The door shut behind her. Mr. Willard sat down on the couch and burst into tears.

Presently when he went into the bathroom to wash his face he saw that Mrs. Willard had left her dress soaking in the basin. The water was horribly tinged. With an extreme effort he overcame the nausea which threatened him and pulled out the plug. The stained water ran away, the dress settled in a sodden mass.

He ran in more water, and rinsed the dress. When the water ran clear he wrung it out and folded it in the small cupboard through which the hot water pipe ran, removing his own and his wife’s towels in order to make room for it.

When he had finished he opened the bedroom door and looked in. The pink curtains were drawn. By the light that came in through the door he could see that Mrs.

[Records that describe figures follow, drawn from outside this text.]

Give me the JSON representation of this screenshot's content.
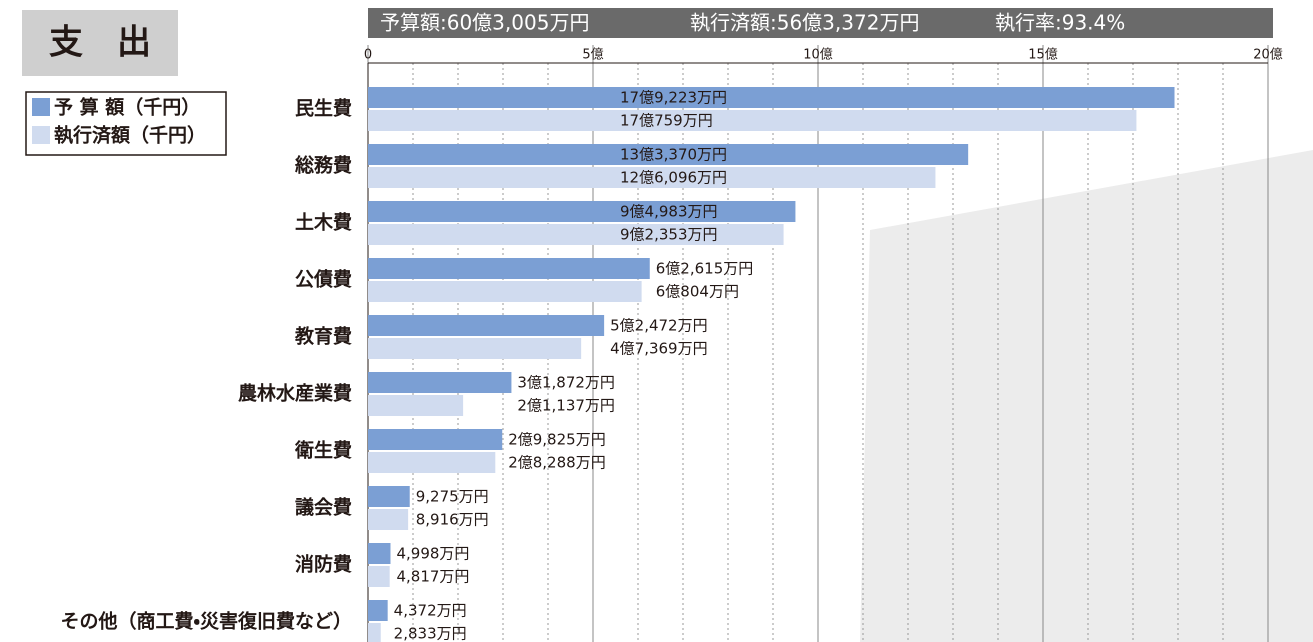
{
  "chart_data": {
    "type": "hbar",
    "title": "支　出",
    "summary": [
      "予算額:60億3,005万円",
      "執行済額:56億3,372万円",
      "執行率:93.4%"
    ],
    "categories": [
      "民生費",
      "総務費",
      "土木費",
      "公債費",
      "教育費",
      "農林水産業費",
      "衛生費",
      "議会費",
      "消防費",
      "その他（商工費・災害復旧費など）"
    ],
    "series": [
      {
        "name": "予 算 額（千円）",
        "color": "#7b9fd4",
        "values": [
          17.9223,
          13.337,
          9.4983,
          6.2615,
          5.2472,
          3.1872,
          2.9825,
          0.9275,
          0.4998,
          0.4372
        ],
        "value_labels": [
          "17億9,223万円",
          "13億3,370万円",
          "9億4,983万円",
          "6億2,615万円",
          "5億2,472万円",
          "3億1,872万円",
          "2億9,825万円",
          "9,275万円",
          "4,998万円",
          "4,372万円"
        ]
      },
      {
        "name": "執行済額（千円）",
        "color": "#d0dbef",
        "values": [
          17.0759,
          12.6096,
          9.2353,
          6.0804,
          4.7369,
          2.1137,
          2.8288,
          0.8916,
          0.4817,
          0.2833
        ],
        "value_labels": [
          "17億759万円",
          "12億6,096万円",
          "9億2,353万円",
          "6億804万円",
          "4億7,369万円",
          "2億1,137万円",
          "2億8,288万円",
          "8,916万円",
          "4,817万円",
          "2,833万円"
        ]
      }
    ],
    "xlim": [
      0,
      20
    ],
    "xticks": [
      0,
      {
        "value": 5,
        "label": "5億"
      },
      {
        "value": 10,
        "label": "10億"
      },
      {
        "value": 15,
        "label": "15億"
      },
      {
        "value": 20,
        "label": "20億"
      }
    ],
    "xminorticks": [
      1,
      2,
      3,
      4,
      6,
      7,
      8,
      9,
      11,
      12,
      13,
      14,
      16,
      17,
      18,
      19
    ],
    "grid": true
  }
}
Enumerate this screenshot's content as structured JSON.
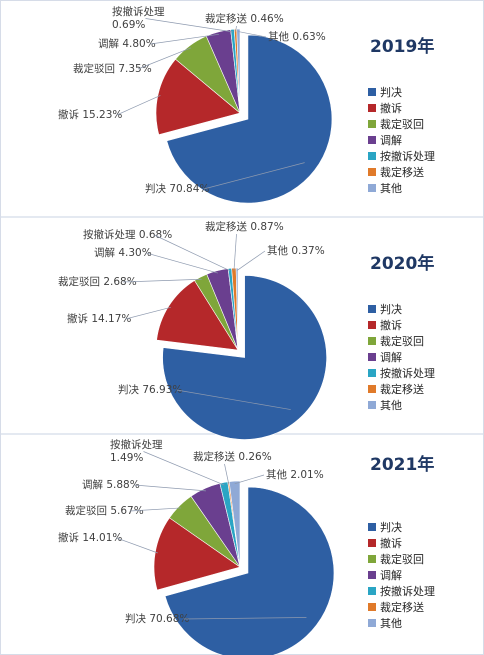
{
  "chart_data": [
    {
      "type": "pie",
      "title": "2019年",
      "categories": [
        "判决",
        "撤诉",
        "裁定驳回",
        "调解",
        "按撤诉处理",
        "裁定移送",
        "其他"
      ],
      "values": [
        70.84,
        15.23,
        7.35,
        4.8,
        0.69,
        0.46,
        0.63
      ],
      "labels": [
        "判决 70.84%",
        "撤诉 15.23%",
        "裁定驳回 7.35%",
        "调解 4.80%",
        "按撤诉处理\n0.69%",
        "裁定移送 0.46%",
        "其他 0.63%"
      ],
      "legend": "right",
      "exploded": [
        "判决"
      ]
    },
    {
      "type": "pie",
      "title": "2020年",
      "categories": [
        "判决",
        "撤诉",
        "裁定驳回",
        "调解",
        "按撤诉处理",
        "裁定移送",
        "其他"
      ],
      "values": [
        76.93,
        14.17,
        2.68,
        4.3,
        0.68,
        0.87,
        0.37
      ],
      "labels": [
        "判决 76.93%",
        "撤诉 14.17%",
        "裁定驳回 2.68%",
        "调解 4.30%",
        "按撤诉处理 0.68%",
        "裁定移送 0.87%",
        "其他 0.37%"
      ],
      "legend": "right",
      "exploded": [
        "判决"
      ]
    },
    {
      "type": "pie",
      "title": "2021年",
      "categories": [
        "判决",
        "撤诉",
        "裁定驳回",
        "调解",
        "按撤诉处理",
        "裁定移送",
        "其他"
      ],
      "values": [
        70.68,
        14.01,
        5.67,
        5.88,
        1.49,
        0.26,
        2.01
      ],
      "labels": [
        "判决 70.68%",
        "撤诉 14.01%",
        "裁定驳回 5.67%",
        "调解 5.88%",
        "按撤诉处理\n1.49%",
        "裁定移送 0.26%",
        "其他 2.01%"
      ],
      "legend": "right",
      "exploded": [
        "判决"
      ]
    }
  ],
  "colors": [
    "#2e5fa3",
    "#b5282a",
    "#7fa63a",
    "#6a3f8f",
    "#2aa5c4",
    "#e07a2a",
    "#8fa9d6"
  ]
}
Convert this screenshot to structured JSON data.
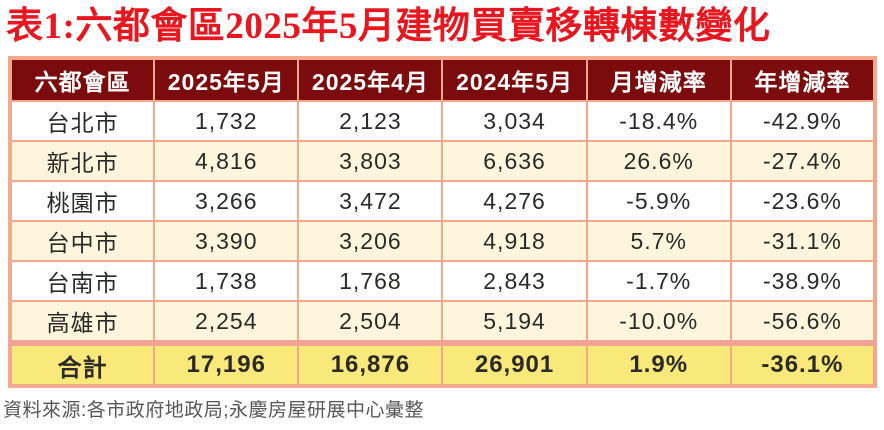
{
  "chart_data": {
    "type": "table",
    "title": "表1:六都會區2025年5月建物買賣移轉棟數變化",
    "columns": [
      "六都會區",
      "2025年5月",
      "2025年4月",
      "2024年5月",
      "月增減率",
      "年增減率"
    ],
    "rows": [
      [
        "台北市",
        "1,732",
        "2,123",
        "3,034",
        "-18.4%",
        "-42.9%"
      ],
      [
        "新北市",
        "4,816",
        "3,803",
        "6,636",
        "26.6%",
        "-27.4%"
      ],
      [
        "桃園市",
        "3,266",
        "3,472",
        "4,276",
        "-5.9%",
        "-23.6%"
      ],
      [
        "台中市",
        "3,390",
        "3,206",
        "4,918",
        "5.7%",
        "-31.1%"
      ],
      [
        "台南市",
        "1,738",
        "1,768",
        "2,843",
        "-1.7%",
        "-38.9%"
      ],
      [
        "高雄市",
        "2,254",
        "2,504",
        "5,194",
        "-10.0%",
        "-56.6%"
      ]
    ],
    "total_row": [
      "合計",
      "17,196",
      "16,876",
      "26,901",
      "1.9%",
      "-36.1%"
    ],
    "source": "資料來源:各市政府地政局;永慶房屋研展中心彙整",
    "layout": "striped table, header dark maroon with white text, alternating white/cream rows, yellow bold total row, salmon grid borders"
  },
  "colors": {
    "title_red": "#e8161f",
    "header_bg": "#7b0b0d",
    "header_text": "#ffffff",
    "border_salmon": "#f4a98c",
    "total_top_border": "#f3a396",
    "row_white": "#ffffff",
    "row_cream": "#fdf6dd",
    "total_yellow": "#f9e87a",
    "body_text": "#2b2a29",
    "source_gray": "#595757"
  }
}
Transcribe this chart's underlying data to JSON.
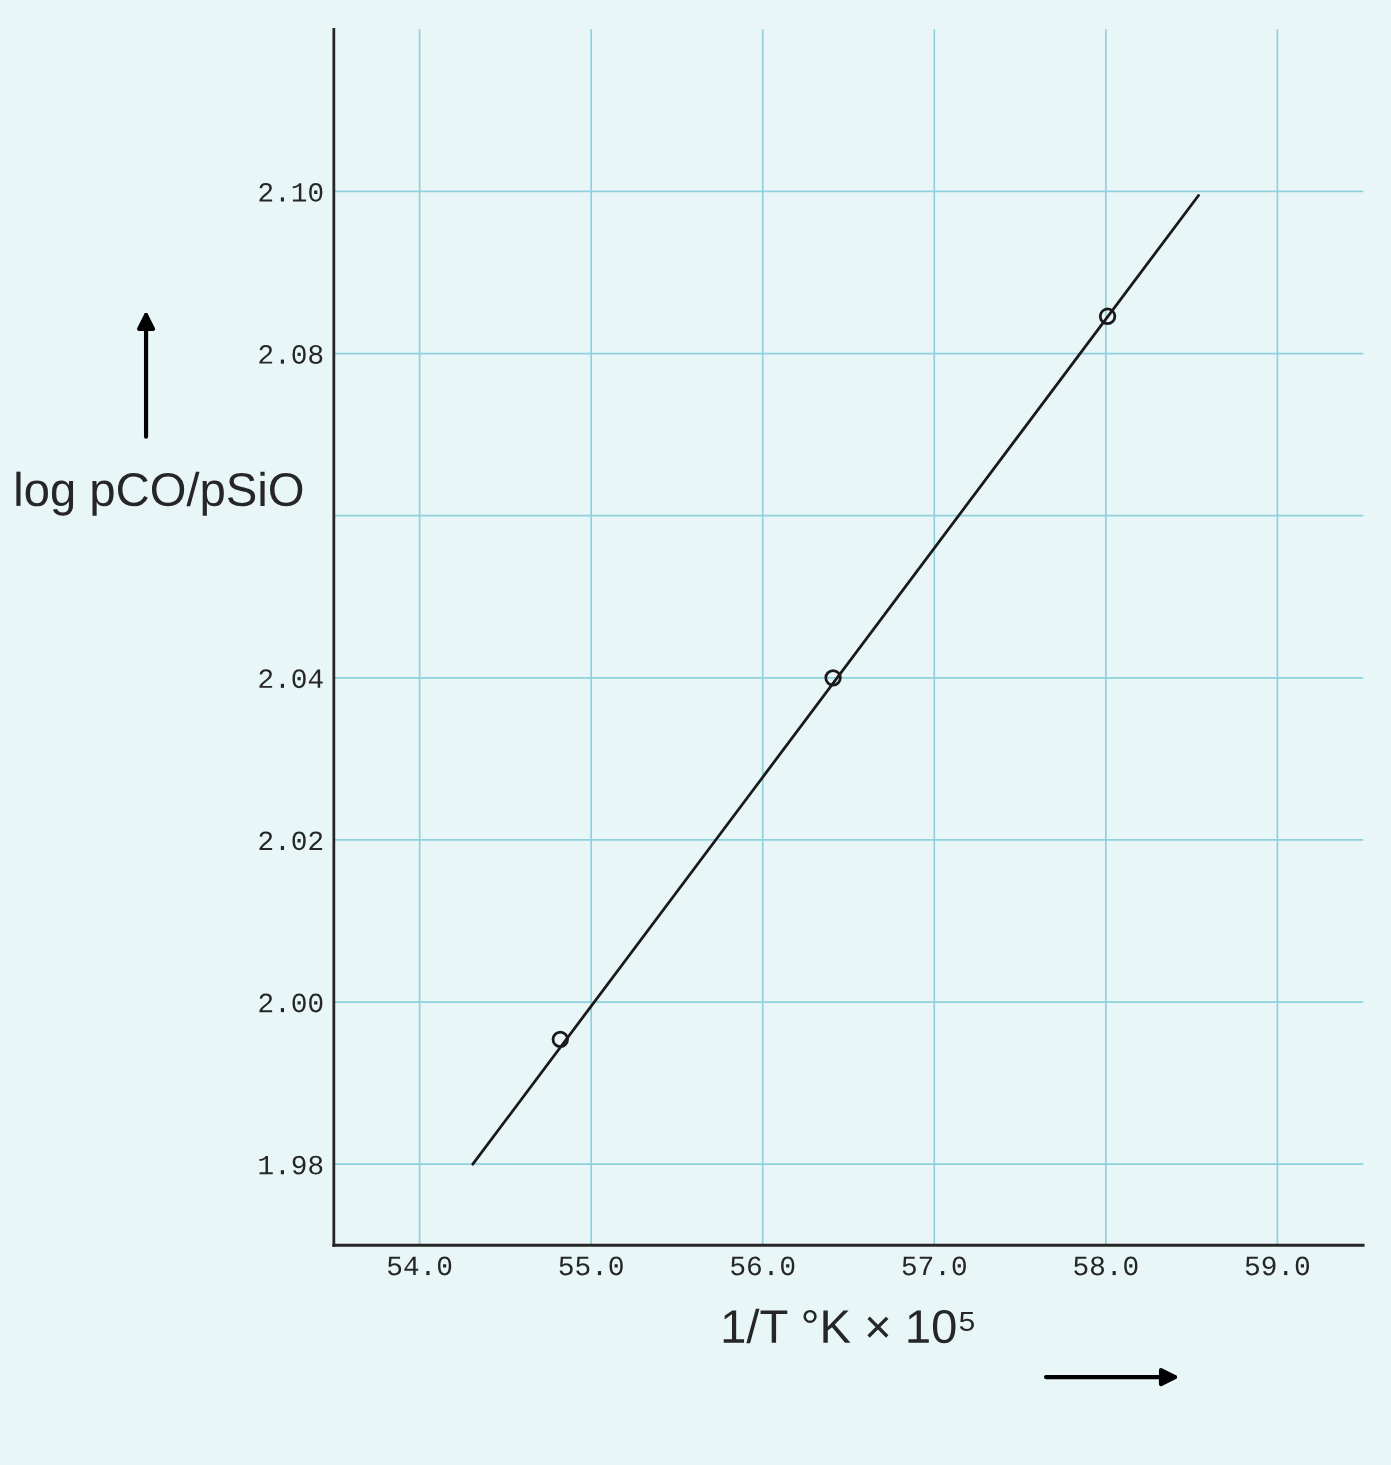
{
  "chart_data": {
    "type": "scatter",
    "xlabel": "1/T °K × 10⁵",
    "ylabel": "log pCO/pSiO",
    "series": [
      {
        "color": "#1a1a1a",
        "x": [
          54.82,
          56.41,
          58.01
        ],
        "values": [
          1.9954,
          2.04,
          2.0846
        ],
        "marker": "circle"
      },
      {
        "type": "line",
        "color": "#1a1a1a",
        "x": [
          54.31,
          58.54
        ],
        "values": [
          1.98,
          2.0995
        ],
        "marker": "none",
        "line_style": "solid"
      }
    ],
    "xlim": [
      53.5,
      59.5
    ],
    "ylim": [
      1.97,
      2.12
    ],
    "xticks": [
      {
        "value": 54,
        "label": "54.0"
      },
      {
        "value": 55,
        "label": "55.0"
      },
      {
        "value": 56,
        "label": "56.0"
      },
      {
        "value": 57,
        "label": "57.0"
      },
      {
        "value": 58,
        "label": "58.0"
      },
      {
        "value": 59,
        "label": "59.0"
      }
    ],
    "yticks": [
      {
        "value": 1.98,
        "label": "1.98"
      },
      {
        "value": 2.0,
        "label": "2.00"
      },
      {
        "value": 2.02,
        "label": "2.02"
      },
      {
        "value": 2.04,
        "label": "2.04"
      },
      {
        "value": 2.06,
        "label": null
      },
      {
        "value": 2.08,
        "label": "2.08"
      },
      {
        "value": 2.1,
        "label": "2.10"
      }
    ],
    "grid": true,
    "legend": false
  }
}
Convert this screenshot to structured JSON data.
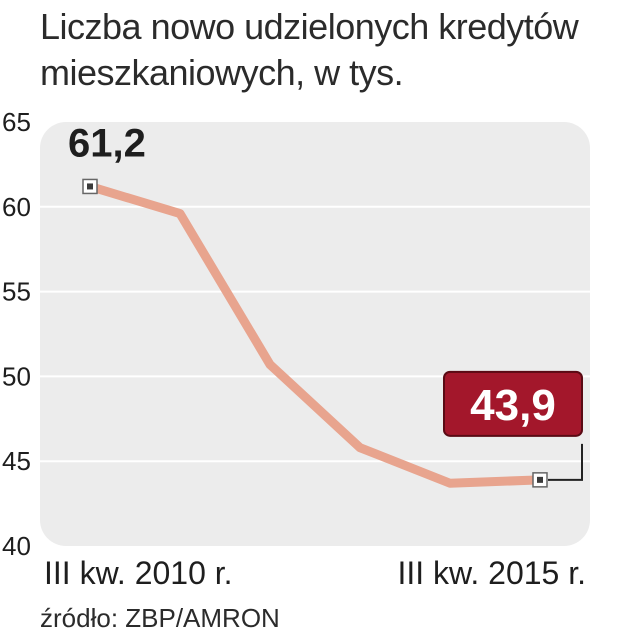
{
  "title_line1": "Liczba nowo udzielonych kredytów",
  "title_line2": "mieszkaniowych, w tys.",
  "source": "źródło: ZBP/AMRON",
  "colors": {
    "panel": "#ececec",
    "grid": "#ffffff",
    "line": "#e8a48e",
    "highlight_box": "#a3172b",
    "text": "#1e1e1e"
  },
  "chart_data": {
    "type": "line",
    "title": "Liczba nowo udzielonych kredytów mieszkaniowych, w tys.",
    "x_label_first": "III kw. 2010 r.",
    "x_label_last": "III kw. 2015 r.",
    "x": [
      0,
      1,
      2,
      3,
      4,
      5
    ],
    "y": [
      61.2,
      59.6,
      50.7,
      45.8,
      43.7,
      43.9
    ],
    "ylim": [
      40,
      65
    ],
    "y_ticks": [
      "65",
      "60",
      "55",
      "50",
      "45",
      "40"
    ],
    "grid": true,
    "annotations": {
      "first_label": "61,2",
      "last_label": "43,9"
    }
  }
}
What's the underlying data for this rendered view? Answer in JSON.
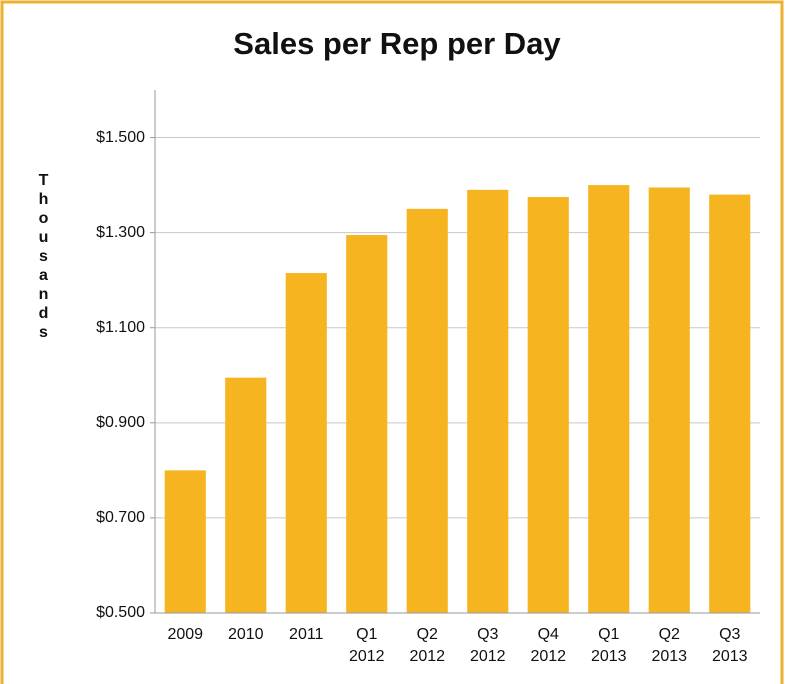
{
  "chart_data": {
    "type": "bar",
    "title": "Sales per Rep per Day",
    "y_label": "Thousands",
    "categories": [
      "2009",
      "2010",
      "2011",
      "Q1 2012",
      "Q2 2012",
      "Q3 2012",
      "Q4 2012",
      "Q1 2013",
      "Q2 2013",
      "Q3 2013"
    ],
    "values": [
      0.8,
      0.995,
      1.215,
      1.295,
      1.35,
      1.39,
      1.375,
      1.4,
      1.395,
      1.38
    ],
    "color": "#f7b421",
    "ylim": [
      0.5,
      1.6
    ],
    "yticks": [
      {
        "value": 0.5,
        "label": "$0.500"
      },
      {
        "value": 0.7,
        "label": "$0.700"
      },
      {
        "value": 0.9,
        "label": "$0.900"
      },
      {
        "value": 1.1,
        "label": "$1.100"
      },
      {
        "value": 1.3,
        "label": "$1.300"
      },
      {
        "value": 1.5,
        "label": "$1.500"
      }
    ],
    "grid": true
  }
}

Willard was lying on her bed. She had pulled back the coverlet, which lay trailing on the floor, but she had not troubled to turn down the bedclothes or to undress herself. She lay outside the bed, covered by the rosy eiderdown, her grey hair tumbled on the pillow, her hands tucked together under her chin, her eyelids closed, her breathing deep and natural.

Mr. Willard stood and looked at her with an extraordinary mixture of feelings, trivial and profound. She had done murder for him. Few husbands are as dearly loved as that. She shouldn’t let the coverlet trail on the floor. It was careless, very careless. Pink was a delicate colour. Recollection of the tinged water flooded his mind and sickened it. She was a murderess-Amelia. He had never been in a room with a murderess before. He had been married to Amelia for twenty years. Suppose the police found out and took her away… Suppose… Mrs. Willard slept peacefully.